PS : Y a t’il, parmi le corpus d’œuvres, l’une d’entre elles qui vous a tout particulièrement marqué ?
J.-M.H. : Je les aime toutes, sinon je ne les montrerais pas ! Toutefois, pour jouer le jeu, en partie du moins, je n’en citerai pas une mais trois parce qu’il y a quand même trois lieux d’exposition. Au Mac par exemple, je suis fier de présenter une œuvre hors normes qui est montrée pour la première fois et sans doute pour la dernière fois dans son intégralité. C’est L'œil du tigre de Julien Beneyton. L’œuvre occupe 250 m² du musée, comprend autour de cent quarante éléments (peintures, dessins, sculptures…) et brosse le portrait d’une légende de la boxe française récente qui est Jean-Marc Mormeck.
Au Mucem, je suis très attaché à Club qui est aussi une œuvre en plusieurs éléments (une quinzaine) que l'on doit au duo Aurélie Ferruel et Florentine Guédon et qui révèle l’admiration de deux jeunes femmes pour le sport dans le village. C’est une œuvre très emblématique de cette dialectique du populaire et du savant.
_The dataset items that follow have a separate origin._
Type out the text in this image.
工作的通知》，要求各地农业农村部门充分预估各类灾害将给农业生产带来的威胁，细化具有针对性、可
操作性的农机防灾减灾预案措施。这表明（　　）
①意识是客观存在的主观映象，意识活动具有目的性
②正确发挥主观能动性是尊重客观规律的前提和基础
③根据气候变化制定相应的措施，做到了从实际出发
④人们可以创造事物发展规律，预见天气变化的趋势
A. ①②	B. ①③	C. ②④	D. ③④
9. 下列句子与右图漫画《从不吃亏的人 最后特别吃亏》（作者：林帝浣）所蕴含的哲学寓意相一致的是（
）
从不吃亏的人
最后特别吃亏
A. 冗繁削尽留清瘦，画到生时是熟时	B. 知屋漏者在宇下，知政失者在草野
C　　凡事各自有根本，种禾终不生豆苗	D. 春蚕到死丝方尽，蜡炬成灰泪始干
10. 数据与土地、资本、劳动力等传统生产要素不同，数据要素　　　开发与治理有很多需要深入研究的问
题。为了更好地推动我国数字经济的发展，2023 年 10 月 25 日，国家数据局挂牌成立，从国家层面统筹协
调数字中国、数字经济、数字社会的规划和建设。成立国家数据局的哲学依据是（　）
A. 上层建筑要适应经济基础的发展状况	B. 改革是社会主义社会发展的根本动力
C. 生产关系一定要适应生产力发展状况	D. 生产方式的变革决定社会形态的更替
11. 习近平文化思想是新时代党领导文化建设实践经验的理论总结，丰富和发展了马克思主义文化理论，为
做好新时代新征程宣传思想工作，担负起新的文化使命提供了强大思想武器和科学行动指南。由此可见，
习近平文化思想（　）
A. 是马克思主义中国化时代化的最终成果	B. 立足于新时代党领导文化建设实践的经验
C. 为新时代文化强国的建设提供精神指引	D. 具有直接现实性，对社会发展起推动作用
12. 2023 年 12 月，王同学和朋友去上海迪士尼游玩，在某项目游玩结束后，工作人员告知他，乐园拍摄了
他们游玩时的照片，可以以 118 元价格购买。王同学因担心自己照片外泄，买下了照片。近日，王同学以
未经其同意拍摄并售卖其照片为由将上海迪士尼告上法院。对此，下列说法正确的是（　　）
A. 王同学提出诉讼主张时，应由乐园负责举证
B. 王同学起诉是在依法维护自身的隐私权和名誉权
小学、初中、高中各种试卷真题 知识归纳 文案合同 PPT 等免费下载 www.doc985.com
Au Frac, je retiens cette immense tapisserie suspendue de l’artiste africain-américain Noel W. Anderson qui représente des corps noirs un peu déformés en train de jouer au basket. Cette œuvre, à l’impact visuel très fort, pose la question de l'exploitation érotique des corps noirs dans le sport et en particulier dans le contexte de la NBA.